Rafael Nadal remporte le tournoi de Rome au terme d'une finale en cavalier solitaire où il a réduit Roger Federer au rôle de figurant (6-1, 6-3).

Nadal vainqueur Masters Rome 2013

Entre Rafael Nadal et Roger Federer, les matches se suivent et se ressemblent souvent. L’Espagnol a remporté le Masters 1000 de Rome en dominant l’ex-numéro un mondial en à peine 1h08 de jeu (6-1, 6-3). Le protégé de Toni Nadal mène désormais 20-10 de ses confrontations directes avec le Suisse, qui s’est retrouvé une nouvelle fois sans solution tactique face au lift de sa bête noire. C’est le sixième titre du Majorquin cette année pour huit finales jouées, et son septième dans la capitale italienne. Lundi, il sera le nouveau numéro un à la Race devant Novak Djokovic.

Sur la lancée de sa solide demi-finale face au Tchèque Tomas Berdych, Nadal a parfaitement démarré la rencontre en breakant le Suisse dès le troisième jeu (2-1). A partir de ce moment, le natif de Manacor a enchaîné huit jeux consécutifs pour se retrouver à 6-1, 3-0. Federer, totalement dépassé, a forcé son jeu et multiplié les fautes directes (32). Si la partie a été aussi facile pour Nadal dans l’arène du Rofo Italico, c’est parce que le Majorquin a parfaitement appliqué la tactique gagnante face à son meilleur ennemi. Pilonner le revers adverse a été sa seule ligne de conduite. Et ça a marché, comme souvent…

Federer, perdu sur le terrain

Le Suisse, hors de sa zone de confort, a rapidement montré des signes de renoncement.  La suite de la rencontre n’a été qu’une formalité pour le récent vainqueur du Masters 1000 de Madrid. Malgré une petite alerte à 6-1, 5-1, où Nadal s’est fait breaker pour la première fois du match. Preuve que même les meilleurs peuvent avoir le bras qui tremble au moment de conclure. Mais un champion de sa trempe ne commet jamais deux fois la même erreur. Sur sa deuxième occasion de boucler le match sur son service, l’Espagnol a effectué un jeu autoritaire, notamment avec une bonne première balle,  pour soulever son septième trophée à Rome.

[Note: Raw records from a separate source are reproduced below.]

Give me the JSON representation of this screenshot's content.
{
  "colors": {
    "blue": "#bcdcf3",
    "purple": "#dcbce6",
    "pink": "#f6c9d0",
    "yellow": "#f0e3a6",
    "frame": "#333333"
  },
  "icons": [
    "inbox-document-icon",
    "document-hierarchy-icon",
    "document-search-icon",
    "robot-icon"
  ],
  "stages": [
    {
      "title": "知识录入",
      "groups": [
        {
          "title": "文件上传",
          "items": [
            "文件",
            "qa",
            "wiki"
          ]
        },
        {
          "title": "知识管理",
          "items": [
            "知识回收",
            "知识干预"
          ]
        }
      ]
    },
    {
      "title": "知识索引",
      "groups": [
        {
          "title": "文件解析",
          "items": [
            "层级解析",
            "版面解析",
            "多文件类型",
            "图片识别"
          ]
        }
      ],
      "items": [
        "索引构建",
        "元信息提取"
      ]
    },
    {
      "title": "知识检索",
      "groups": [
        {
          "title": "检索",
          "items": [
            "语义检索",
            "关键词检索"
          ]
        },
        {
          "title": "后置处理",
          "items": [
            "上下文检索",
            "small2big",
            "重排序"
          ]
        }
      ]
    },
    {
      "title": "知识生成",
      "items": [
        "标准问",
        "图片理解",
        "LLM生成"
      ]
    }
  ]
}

Côté Federer, il n’y a pas grand-chose à dire.  A part qu’il a un réel complexe face à l’Espagnol. En revanche, pour le roi de la terre battue, tous les voyants sont aux verts à une semaine de Roland-Garros. Nadal a remporté son sixième trophée de l’année, il redeviendra numéro quatre mondial et numéro un à la Race dès lundi, sans même avoir disputé l’Open d’Australie en début de saison. Ses adversaires sont prévenus : il arrive lancé à Roland-Garros avec la ferme intention de conserver son titre.